Turcotte avait souvent eu occasion de remarquer qu’il parlait plus que les autres des évènements de 37-38 ; souvent même il avait prononcé le nom de Paul Turcotte, sans savoir que ce Paul Turcotte dont il vantait tant l’audace, le courage et le patriotisme était celui-là même à qui il parlait.

Quand le premier moment de surprise créé par cette révélation fut passé, Saint-Amour reprit la parole.

— Capitaine, fit-il, puisque vous nous dévoilez ce soir un secret si surprenant, je vais vous en dévoiler un moi aussi. Vous n’ignorez pas que les patriotes ont été trahis à Saint-Denis au commencement de décembre 1837, mais vous ignorez peut-être par qui ?

— Je m’en suis toujours douté un peu, répondit le capitaine du Marie-Céleste ; mais je n’en ai jamais eu de preuves certaines. Qui voulez vous dire ?

— Je ne sais pas son nom, mais Millaut n’avait aucun intérêt à trahir les patriotes.

— Je le sais.

— N’y avait-il pas à cette époque à Saint-Denis, un jeune homme qui vous en voulait, un rival en amour, qui avait intérêt à vous voir disparaître…

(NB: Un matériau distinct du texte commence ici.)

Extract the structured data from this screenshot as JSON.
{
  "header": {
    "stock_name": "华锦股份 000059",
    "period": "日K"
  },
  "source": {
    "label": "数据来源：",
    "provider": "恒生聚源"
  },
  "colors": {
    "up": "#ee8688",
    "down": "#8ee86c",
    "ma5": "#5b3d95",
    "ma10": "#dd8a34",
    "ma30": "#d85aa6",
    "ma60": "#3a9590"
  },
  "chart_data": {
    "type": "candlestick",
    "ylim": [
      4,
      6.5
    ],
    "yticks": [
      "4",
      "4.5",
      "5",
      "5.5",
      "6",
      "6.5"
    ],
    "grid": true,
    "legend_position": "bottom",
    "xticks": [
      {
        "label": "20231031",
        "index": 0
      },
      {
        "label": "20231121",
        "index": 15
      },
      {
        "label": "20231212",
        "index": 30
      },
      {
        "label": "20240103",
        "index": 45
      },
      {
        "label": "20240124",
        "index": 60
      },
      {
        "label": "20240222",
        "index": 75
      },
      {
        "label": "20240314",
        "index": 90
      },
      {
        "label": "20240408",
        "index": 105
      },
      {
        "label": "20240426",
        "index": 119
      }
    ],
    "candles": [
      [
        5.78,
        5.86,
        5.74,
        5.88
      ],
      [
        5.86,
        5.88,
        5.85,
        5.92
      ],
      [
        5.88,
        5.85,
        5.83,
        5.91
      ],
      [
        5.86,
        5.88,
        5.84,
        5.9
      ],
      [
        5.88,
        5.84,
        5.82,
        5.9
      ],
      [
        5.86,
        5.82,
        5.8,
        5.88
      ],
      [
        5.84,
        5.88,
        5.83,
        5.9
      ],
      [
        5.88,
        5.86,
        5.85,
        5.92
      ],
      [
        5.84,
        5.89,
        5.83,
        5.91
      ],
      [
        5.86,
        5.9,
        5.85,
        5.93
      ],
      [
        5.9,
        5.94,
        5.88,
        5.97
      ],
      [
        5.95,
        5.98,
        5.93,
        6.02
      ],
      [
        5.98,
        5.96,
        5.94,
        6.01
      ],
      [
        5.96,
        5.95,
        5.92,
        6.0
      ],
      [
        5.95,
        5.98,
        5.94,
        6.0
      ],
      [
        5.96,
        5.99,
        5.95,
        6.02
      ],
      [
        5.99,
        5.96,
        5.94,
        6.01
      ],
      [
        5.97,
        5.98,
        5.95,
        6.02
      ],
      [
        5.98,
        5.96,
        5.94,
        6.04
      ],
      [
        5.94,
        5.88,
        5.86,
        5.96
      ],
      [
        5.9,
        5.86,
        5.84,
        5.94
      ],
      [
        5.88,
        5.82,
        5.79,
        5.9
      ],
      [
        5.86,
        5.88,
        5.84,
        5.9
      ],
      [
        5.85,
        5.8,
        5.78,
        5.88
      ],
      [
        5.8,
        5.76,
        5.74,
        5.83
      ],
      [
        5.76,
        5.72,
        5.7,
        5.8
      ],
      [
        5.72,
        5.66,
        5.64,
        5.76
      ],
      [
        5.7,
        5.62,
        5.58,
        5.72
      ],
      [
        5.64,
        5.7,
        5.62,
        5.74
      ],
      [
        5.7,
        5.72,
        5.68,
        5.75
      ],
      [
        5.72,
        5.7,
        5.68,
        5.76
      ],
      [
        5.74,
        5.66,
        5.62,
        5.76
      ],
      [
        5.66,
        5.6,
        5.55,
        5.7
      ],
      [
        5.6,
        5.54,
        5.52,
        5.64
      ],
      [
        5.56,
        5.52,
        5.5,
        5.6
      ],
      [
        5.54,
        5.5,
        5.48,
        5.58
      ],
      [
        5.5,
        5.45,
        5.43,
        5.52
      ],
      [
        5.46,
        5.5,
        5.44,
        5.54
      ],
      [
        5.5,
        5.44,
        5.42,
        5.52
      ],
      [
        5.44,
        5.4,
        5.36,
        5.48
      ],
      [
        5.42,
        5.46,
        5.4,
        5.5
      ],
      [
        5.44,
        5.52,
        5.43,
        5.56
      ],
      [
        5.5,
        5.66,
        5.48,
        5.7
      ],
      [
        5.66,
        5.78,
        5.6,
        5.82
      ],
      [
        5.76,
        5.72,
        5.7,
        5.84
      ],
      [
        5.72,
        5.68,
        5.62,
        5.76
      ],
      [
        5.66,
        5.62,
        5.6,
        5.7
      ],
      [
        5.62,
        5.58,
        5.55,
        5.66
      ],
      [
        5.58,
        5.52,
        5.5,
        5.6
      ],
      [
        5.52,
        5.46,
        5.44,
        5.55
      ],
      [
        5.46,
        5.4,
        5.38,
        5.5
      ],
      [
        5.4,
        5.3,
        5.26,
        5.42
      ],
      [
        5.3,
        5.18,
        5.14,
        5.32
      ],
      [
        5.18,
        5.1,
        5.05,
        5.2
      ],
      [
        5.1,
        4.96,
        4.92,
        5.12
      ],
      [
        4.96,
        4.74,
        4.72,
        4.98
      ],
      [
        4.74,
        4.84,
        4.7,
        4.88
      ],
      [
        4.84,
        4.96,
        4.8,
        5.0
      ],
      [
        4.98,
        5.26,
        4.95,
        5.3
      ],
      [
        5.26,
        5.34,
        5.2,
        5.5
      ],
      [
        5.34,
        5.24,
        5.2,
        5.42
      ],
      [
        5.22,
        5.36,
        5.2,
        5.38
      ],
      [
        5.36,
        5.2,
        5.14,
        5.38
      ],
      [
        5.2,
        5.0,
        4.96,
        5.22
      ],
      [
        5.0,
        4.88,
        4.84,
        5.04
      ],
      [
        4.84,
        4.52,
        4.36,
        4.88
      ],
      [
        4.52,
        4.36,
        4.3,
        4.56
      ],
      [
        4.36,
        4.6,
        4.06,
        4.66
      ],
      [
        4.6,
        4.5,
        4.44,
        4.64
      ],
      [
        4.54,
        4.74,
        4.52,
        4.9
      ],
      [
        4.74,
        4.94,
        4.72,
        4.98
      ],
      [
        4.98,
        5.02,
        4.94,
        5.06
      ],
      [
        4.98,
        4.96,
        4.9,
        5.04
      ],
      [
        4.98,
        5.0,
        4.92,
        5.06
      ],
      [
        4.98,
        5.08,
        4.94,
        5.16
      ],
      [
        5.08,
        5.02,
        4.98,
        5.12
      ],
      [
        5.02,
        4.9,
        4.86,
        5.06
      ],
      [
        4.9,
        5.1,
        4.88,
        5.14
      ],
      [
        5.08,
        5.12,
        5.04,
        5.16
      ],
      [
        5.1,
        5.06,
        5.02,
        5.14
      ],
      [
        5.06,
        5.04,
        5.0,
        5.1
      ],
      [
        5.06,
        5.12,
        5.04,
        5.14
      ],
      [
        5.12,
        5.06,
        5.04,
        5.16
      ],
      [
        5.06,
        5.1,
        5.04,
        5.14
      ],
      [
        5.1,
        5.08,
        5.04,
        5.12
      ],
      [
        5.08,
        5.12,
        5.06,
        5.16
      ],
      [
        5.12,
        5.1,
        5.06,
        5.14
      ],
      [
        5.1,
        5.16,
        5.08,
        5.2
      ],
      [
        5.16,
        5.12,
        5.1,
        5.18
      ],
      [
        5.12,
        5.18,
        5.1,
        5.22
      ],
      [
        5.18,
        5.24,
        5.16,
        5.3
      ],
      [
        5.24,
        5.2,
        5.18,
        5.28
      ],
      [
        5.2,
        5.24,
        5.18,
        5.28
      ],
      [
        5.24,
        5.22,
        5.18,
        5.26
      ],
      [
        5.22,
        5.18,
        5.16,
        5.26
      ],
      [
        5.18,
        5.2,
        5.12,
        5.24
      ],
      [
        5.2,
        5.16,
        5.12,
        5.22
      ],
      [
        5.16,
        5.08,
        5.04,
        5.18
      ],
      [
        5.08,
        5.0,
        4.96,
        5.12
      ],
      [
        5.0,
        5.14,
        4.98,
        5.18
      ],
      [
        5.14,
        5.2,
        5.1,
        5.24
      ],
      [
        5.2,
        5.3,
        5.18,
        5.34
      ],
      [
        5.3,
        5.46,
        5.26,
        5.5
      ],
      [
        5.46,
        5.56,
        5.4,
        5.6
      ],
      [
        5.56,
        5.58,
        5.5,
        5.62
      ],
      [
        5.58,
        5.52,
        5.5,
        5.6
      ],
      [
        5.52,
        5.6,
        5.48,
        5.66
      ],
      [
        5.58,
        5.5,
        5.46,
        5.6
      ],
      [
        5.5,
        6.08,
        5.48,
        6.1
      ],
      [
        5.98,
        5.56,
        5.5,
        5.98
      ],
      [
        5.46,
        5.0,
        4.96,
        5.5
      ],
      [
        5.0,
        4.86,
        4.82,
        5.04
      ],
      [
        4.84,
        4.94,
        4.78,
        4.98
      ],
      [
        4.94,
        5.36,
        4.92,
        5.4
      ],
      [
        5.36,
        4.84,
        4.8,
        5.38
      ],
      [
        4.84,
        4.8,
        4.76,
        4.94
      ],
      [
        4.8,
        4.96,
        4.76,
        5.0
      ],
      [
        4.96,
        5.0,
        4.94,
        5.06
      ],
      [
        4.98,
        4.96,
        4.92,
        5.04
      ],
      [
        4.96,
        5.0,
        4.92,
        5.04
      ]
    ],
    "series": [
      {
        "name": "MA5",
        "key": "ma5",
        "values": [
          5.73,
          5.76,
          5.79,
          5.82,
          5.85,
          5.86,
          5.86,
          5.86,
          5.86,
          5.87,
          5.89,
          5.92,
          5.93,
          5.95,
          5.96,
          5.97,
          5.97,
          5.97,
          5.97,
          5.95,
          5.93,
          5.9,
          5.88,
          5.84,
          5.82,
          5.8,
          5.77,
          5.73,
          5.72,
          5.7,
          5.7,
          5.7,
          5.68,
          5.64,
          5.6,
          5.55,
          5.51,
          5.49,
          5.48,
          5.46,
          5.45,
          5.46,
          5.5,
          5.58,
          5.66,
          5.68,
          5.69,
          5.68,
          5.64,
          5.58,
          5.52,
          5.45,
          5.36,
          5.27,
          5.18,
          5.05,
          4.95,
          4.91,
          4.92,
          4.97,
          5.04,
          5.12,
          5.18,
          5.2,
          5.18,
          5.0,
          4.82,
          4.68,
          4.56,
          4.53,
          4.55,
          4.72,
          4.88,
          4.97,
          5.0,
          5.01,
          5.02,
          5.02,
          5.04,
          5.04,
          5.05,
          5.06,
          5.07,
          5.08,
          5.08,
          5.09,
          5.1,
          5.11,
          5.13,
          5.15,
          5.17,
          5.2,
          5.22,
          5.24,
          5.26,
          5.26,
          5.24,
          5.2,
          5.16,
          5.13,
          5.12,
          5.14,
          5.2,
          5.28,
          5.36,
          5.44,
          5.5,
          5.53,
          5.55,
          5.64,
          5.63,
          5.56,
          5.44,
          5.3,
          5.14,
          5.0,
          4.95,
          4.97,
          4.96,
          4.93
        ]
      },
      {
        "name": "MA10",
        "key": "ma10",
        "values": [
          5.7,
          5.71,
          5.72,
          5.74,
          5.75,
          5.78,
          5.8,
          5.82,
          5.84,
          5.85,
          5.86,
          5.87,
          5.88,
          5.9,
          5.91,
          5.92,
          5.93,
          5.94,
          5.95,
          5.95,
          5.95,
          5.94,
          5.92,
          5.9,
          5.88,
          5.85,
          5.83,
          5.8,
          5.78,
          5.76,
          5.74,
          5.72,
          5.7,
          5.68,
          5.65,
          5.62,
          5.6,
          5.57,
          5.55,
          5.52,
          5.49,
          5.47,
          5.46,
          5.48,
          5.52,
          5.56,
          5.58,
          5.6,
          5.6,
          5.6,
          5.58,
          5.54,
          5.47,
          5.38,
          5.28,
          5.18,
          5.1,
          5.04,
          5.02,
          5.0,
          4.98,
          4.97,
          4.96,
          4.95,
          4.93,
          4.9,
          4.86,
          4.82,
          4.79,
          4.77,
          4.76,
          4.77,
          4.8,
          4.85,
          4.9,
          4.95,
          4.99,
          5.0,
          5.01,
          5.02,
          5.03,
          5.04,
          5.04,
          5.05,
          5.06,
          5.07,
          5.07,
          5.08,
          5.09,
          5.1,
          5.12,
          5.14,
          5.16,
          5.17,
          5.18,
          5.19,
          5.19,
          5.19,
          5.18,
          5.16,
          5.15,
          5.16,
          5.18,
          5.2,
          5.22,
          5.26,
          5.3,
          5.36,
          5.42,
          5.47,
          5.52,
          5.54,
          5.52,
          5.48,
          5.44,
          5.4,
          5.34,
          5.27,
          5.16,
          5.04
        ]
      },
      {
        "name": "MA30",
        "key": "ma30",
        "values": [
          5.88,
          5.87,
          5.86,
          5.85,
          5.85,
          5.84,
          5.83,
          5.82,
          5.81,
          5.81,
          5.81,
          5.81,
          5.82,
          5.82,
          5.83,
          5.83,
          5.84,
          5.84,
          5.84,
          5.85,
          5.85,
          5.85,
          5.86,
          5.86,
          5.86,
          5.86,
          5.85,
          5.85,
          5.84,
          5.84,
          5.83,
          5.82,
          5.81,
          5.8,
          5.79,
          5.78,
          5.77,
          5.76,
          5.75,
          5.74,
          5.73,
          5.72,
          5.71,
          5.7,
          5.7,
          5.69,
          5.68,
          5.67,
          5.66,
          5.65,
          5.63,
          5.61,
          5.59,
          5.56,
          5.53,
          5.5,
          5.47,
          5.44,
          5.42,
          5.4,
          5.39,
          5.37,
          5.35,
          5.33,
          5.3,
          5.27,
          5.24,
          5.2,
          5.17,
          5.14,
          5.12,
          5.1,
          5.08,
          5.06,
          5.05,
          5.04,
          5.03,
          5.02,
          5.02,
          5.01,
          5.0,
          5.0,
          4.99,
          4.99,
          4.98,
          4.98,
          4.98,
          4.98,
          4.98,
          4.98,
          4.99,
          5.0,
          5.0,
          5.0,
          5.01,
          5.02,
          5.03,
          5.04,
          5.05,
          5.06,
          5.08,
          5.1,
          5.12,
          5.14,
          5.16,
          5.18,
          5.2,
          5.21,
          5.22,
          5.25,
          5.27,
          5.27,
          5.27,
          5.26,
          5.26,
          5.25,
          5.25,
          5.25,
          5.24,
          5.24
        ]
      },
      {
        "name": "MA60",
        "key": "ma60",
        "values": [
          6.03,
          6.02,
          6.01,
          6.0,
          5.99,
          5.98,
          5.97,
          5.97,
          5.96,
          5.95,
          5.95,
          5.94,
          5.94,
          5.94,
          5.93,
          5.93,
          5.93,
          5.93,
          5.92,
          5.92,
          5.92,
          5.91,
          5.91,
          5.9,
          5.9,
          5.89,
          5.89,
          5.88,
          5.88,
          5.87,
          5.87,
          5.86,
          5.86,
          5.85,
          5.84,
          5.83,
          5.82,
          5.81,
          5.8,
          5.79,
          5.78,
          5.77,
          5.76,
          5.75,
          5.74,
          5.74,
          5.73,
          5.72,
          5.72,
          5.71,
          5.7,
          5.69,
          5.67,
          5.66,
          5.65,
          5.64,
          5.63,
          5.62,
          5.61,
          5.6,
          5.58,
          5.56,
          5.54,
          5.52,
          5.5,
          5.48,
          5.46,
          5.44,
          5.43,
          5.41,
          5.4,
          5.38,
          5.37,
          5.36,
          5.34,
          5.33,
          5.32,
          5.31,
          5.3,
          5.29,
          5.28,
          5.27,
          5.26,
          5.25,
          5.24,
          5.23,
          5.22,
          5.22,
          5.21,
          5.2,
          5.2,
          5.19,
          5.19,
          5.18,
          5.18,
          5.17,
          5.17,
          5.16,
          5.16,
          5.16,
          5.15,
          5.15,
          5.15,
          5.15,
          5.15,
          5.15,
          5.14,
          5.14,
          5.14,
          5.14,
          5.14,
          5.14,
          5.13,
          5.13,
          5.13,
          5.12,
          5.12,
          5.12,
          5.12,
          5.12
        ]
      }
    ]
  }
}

— Cela se peut, répondit Turcotte.

— Or ce jeune homme, d’après ce qu’on m’a dit, ne reculait devant rien… il a cru qu’en vous livrant aux Habits-Rouges, il n’aurait plus à vous craindre comme son rival… C’est pourquoi il s’est embauché avec Millaut… La conclusion de cela est que la ligue des patriotes n’a pas été trahie par Millaut mais par un jeune homme qui en voulait à vous personnellement.

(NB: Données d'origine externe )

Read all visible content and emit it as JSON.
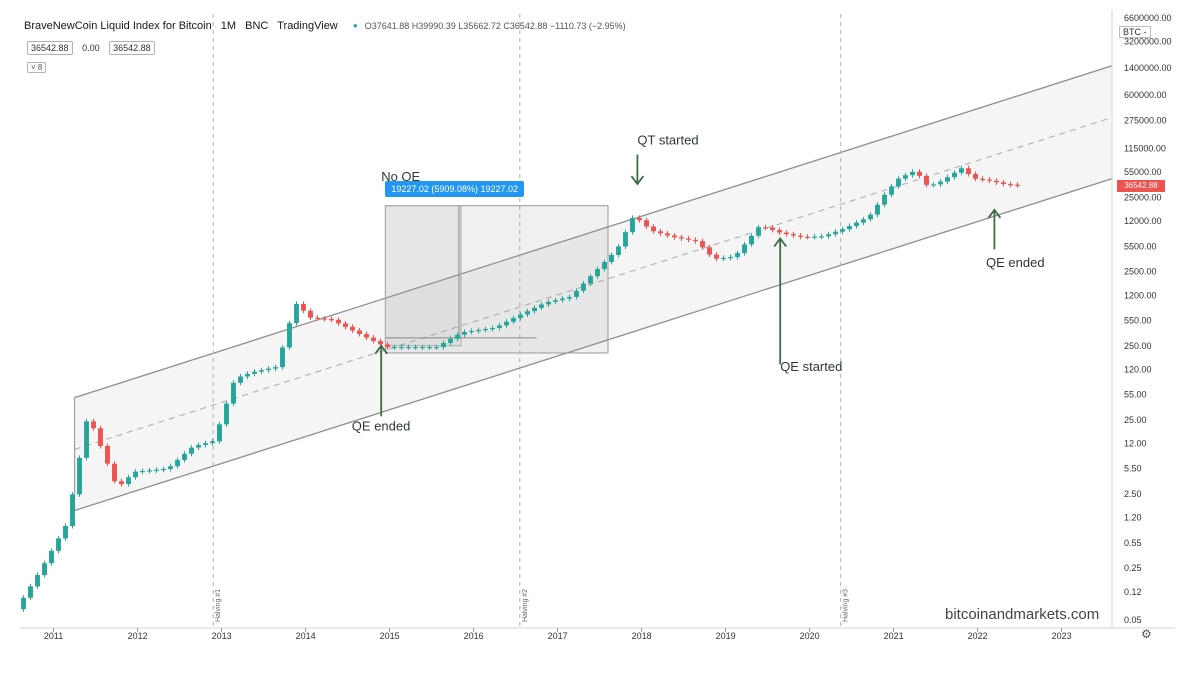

Le capitaine écoutait tout cela sans dire un mot. Il hochait la tête, et la défaite des patriotes lui apparaissait sous un nouveau jour.

— Comment as-tu su cela ? demanda-t-il.

— Il y a trois ans je naviguais avec un ancien soldat de l’armée anglaise qui avait assisté à la dernière bataille de Saint-Denis. Il m’a souvent dit que les patriotes avaient été trahis par un jeune homme maigre, à l’aise qui faisait cela non dans le dessein de toucher une prime mais pour se venger d’un jeune chef patriote son rival en amour. Le traître ne fit aucune démarche pour obtenir la prime, désirant tenir son action la plus cachée possible. Cet ancien soldat, dont je vous parle, jurait qu’il avançait la vérité. Et il m’a avoué sous serment qu’il avait vu le traître décharger sa carabine sur Millaut, mettant ce meurtre sur le compte des Habits-Rouges.

Ce jeune homme, ce vil Judas, Paul Turcotte savait qui c’était. Jusqu’alors il avait soupçonné, maintenant il était certain que Charles Gagnon était le véritable traître et qu’il était pour quelque chose dans le silence de Jeanne Duval.

Le lendemain il confiait son brick à Saint-Amour, devenu son second, et s’embarquait sur un steamer en partance pour Halifax.